I know. I know. I should be writing about Important Stuff: the sins of Bill Clinton and all his relatives, the latest skirmish in the war between President Bush and the English language, and so on.

But I've spent the last several weeks trying to sort out my thinking about that letter to the editor of the Journal-Star. You know the letter I mean.

The one from the lady who's upset about the girl wrestler in the State Wrestling Meet and this newspaper's coverage of her.

What upset the lady was that the girl wrestler wasn't wrestling other girl wrestlers. She was wrestling boy wrestlers.

"Have we degenerated so far from God's plan for individuals and families that the author of the article did not even feel it necessary to explore the problems of females wrestling males?" the lady wondered.

My inner smart aleck tempts me to say that back in my day, male-female wrestling was seen as an important part of God's plan for individuals and families. Why else would She have created back seats?

My inner smart aleck is a holdover from the early fifties when I was studying to be Errol Flynn. I was trying to break into the game gradually by learning how to lose my balance and thus accidentally cop a feel of my date's bosom with my elbow.

"Or do we no longer object to males grabbing at females in unmentionable parts of their bodies?" the lady letter-writer further asked. "If anyone wonders what I am talking about, take a good look at the picture in the article."

Dirty old man that I now am, I take a good look. The boy wrestler and the girl wrestler are all tangled up, but neither seems to be grabbing at the other's unmentionable parts.

The girl wrestler has one hand grabbing at the back of the boy wrestler's shoulder and the other grabbing at his elbow. (The elbow he's just copped a feel with?) He has one hand grabbing at the back of her shoulder and the other not grabbing at anything at all that I can see. Neither seems far gone in carnal ecstasy.

They look as if carnal ecstasy is the last thing on their minds. She appears grimly determined to pin him so that she can raise her arms triumphantly over the wreckage of his supine form and shout "I am Woman! Hear me howl!" He looks distraught: not only is he getting girl cooties all over himself, he may have to explain to his father how he got pinned by the gentler gender.

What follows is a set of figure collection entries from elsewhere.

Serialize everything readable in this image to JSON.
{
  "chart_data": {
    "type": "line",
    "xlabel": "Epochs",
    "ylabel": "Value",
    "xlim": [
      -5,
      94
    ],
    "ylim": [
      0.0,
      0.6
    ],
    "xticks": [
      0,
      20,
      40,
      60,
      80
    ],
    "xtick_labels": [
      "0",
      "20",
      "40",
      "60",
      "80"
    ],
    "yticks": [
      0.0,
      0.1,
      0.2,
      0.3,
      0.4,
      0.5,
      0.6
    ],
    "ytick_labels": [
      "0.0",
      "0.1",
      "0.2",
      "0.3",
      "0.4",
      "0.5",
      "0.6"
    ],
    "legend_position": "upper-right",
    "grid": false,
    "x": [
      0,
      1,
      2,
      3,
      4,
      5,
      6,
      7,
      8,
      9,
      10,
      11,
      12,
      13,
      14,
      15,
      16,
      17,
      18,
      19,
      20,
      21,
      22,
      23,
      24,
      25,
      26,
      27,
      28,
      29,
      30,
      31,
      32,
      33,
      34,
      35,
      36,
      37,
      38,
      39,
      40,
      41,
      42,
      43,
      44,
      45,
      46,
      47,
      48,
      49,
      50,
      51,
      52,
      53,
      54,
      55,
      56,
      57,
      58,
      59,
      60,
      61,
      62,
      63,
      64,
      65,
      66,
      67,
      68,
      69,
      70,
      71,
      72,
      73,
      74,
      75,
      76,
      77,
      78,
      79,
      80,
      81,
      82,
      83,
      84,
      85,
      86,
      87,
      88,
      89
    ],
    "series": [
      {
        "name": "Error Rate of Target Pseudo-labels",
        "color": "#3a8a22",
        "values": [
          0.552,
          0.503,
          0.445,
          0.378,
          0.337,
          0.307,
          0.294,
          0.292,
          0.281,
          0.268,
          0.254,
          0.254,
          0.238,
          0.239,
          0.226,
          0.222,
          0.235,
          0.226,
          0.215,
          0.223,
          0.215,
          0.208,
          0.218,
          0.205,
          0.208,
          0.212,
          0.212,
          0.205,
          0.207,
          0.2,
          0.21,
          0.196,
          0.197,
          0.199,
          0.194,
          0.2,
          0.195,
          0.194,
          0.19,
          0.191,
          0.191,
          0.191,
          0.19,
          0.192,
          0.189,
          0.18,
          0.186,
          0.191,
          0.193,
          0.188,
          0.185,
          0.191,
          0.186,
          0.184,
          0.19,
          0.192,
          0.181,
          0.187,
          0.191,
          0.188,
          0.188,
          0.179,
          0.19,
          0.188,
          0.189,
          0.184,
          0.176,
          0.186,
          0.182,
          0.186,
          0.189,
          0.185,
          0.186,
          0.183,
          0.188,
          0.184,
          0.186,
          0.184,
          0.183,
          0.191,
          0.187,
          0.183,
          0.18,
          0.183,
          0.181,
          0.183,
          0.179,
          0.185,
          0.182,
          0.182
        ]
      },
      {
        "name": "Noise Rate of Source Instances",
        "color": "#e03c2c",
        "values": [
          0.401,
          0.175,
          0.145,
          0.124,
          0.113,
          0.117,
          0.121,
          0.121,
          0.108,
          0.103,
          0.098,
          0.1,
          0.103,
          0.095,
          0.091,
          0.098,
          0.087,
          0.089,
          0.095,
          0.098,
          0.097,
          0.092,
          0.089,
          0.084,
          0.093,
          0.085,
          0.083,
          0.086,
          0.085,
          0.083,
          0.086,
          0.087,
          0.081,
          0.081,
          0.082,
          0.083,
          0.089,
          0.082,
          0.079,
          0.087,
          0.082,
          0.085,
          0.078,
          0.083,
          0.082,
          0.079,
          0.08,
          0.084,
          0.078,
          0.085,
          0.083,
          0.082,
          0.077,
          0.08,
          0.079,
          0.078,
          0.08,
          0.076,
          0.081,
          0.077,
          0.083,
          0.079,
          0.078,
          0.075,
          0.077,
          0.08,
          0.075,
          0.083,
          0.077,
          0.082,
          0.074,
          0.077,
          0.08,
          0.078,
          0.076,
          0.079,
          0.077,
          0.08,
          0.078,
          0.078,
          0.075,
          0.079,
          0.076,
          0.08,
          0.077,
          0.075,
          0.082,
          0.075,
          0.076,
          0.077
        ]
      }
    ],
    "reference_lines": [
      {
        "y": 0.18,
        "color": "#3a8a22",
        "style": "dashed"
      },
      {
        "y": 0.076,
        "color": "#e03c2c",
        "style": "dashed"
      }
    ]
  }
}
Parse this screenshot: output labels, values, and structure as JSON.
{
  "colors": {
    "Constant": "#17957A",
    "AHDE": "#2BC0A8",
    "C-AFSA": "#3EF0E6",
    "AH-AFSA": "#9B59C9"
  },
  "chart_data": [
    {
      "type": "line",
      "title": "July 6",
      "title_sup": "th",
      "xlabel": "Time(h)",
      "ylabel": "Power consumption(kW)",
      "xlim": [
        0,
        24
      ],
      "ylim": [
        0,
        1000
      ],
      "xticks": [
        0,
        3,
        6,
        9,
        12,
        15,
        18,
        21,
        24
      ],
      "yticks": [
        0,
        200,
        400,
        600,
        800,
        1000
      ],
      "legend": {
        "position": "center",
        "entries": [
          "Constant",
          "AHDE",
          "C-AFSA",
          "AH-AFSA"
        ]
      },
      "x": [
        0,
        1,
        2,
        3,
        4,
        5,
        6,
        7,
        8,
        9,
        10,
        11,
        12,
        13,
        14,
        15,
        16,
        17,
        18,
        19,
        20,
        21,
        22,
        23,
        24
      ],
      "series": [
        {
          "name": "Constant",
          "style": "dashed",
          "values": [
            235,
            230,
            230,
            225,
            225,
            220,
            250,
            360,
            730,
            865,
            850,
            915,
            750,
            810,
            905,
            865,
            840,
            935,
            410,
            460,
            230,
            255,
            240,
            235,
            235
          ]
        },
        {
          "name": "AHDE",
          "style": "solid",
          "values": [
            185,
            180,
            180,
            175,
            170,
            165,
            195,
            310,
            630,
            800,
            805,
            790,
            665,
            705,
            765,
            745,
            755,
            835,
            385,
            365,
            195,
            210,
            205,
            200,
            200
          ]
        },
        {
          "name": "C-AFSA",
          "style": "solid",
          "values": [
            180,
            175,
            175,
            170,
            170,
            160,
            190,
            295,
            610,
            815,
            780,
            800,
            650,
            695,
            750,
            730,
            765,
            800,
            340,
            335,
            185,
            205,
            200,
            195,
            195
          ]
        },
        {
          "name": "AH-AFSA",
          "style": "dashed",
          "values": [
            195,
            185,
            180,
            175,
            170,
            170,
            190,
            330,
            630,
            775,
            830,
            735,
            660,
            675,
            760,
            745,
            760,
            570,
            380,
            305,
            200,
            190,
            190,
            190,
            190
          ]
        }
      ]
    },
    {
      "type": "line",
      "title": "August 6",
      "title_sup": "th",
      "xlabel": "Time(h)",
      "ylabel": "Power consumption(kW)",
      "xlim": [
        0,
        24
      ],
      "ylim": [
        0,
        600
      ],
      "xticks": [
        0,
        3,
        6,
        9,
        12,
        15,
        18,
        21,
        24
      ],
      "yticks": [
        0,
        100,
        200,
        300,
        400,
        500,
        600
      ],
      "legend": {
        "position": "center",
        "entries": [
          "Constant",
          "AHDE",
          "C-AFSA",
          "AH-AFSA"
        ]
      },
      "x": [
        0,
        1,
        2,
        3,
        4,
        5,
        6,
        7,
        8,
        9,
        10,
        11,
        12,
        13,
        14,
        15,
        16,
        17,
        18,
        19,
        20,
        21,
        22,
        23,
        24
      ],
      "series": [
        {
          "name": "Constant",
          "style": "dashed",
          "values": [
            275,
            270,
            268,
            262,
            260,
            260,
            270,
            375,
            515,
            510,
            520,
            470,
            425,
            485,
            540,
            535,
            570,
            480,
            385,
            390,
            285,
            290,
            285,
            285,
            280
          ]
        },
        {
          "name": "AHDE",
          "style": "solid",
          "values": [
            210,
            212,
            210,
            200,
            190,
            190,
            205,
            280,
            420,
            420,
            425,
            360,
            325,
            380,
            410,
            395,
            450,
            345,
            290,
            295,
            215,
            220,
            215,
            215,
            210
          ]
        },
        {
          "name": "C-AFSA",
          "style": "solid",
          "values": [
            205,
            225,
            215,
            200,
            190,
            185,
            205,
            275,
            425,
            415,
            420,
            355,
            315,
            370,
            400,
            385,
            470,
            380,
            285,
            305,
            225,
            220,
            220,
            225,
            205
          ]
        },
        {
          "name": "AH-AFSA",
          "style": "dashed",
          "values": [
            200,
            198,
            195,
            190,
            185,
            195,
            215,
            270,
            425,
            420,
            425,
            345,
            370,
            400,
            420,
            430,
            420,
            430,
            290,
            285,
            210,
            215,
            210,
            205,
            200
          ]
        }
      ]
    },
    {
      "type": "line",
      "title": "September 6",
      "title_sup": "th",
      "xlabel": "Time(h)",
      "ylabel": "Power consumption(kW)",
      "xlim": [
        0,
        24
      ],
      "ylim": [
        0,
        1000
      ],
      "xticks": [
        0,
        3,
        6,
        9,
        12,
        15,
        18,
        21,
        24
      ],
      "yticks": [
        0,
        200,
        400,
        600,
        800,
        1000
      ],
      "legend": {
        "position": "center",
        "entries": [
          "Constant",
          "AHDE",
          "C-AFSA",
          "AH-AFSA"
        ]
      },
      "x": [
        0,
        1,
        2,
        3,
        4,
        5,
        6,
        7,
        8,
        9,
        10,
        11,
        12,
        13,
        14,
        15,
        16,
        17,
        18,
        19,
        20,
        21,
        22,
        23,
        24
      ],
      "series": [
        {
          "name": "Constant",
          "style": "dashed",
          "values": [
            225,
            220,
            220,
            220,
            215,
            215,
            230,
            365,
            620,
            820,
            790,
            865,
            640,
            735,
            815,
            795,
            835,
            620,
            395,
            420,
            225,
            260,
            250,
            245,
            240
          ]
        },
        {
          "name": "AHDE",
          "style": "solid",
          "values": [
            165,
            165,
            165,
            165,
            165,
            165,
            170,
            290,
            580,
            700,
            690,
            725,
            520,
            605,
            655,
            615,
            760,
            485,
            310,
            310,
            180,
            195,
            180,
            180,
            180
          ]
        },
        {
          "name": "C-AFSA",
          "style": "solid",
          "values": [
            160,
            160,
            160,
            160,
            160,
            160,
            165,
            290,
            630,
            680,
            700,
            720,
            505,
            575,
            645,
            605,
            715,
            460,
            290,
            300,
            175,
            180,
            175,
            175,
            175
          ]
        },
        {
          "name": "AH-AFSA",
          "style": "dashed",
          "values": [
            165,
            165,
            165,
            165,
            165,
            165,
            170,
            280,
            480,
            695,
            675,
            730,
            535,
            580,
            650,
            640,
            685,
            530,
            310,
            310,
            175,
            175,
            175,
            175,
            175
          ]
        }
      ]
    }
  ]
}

So my guess is that the lady letter-writer is overinterpreting the Journal-Star photo. My guess is that her overprotective maternal gene has just kicked in and she's imagining threats to the girl wrestler's virtue.

I can identify with the lady letter-writer.

My overprotective paternal gene kicked in about the time my daughter reached puberty several decades ago. Had she shown me a photo of herself wrestling with a boy, I'd have had a hemorrhage. I was, for about ten years, slightly mad.

And I think I just caught a glimpse of the future.

I have two granddaughters, Lovely Little Leslie Jo and Mari the Marvelous, ages 9 and 8. They can probably outwrestle any 8 or 9-year-old boys in the neighborhood. But in a few years, my overprotective grand-paternal gene will kick in and the idea of a boy wrestler putting a half nelson on my granddaughter will make me a foaming lunatic.

But no matter what our overprotective maternal and paternal and grand-maternal and grand-paternal genes tell us, I'm guessing that the lady letter-writer and I aren't going to win this one.

Because we live in Nebraska.

Nebraska, you'll remember, just last fall passed—by a whopping 70-30 margin—Amendment 416. You remember what it said: "The uniting of two persons of the same sex in a civil union, domestic partnership, or other similar same-sex relationship shall not be valid or recognized in Nebraska."

My guess is that the lady letter-writer's letter has already put in motion the inexorable logic of the Religiose Right and it goes something like this:

Wrestling, we now know, is a sport that allows participants to grab at unmentionable parts of one another's bodies. Thus we cannot condone same-sex wrestling where same-sex opponents have ample opportunity to grab at unmentionable same-sex parts. The only proper wrestling match is one between a male and a female.

Their solution, I'm guessing, will be another change in the state constitution: Amendment 417.

It'll read "The uniting of two persons of the same sex in a wrestling match shall not be valid or recognized in Nebraska."

And one more guess: if you put a sufficiently homophobic spin on it, 417 would pass by as much as, say, a 70-30 margin.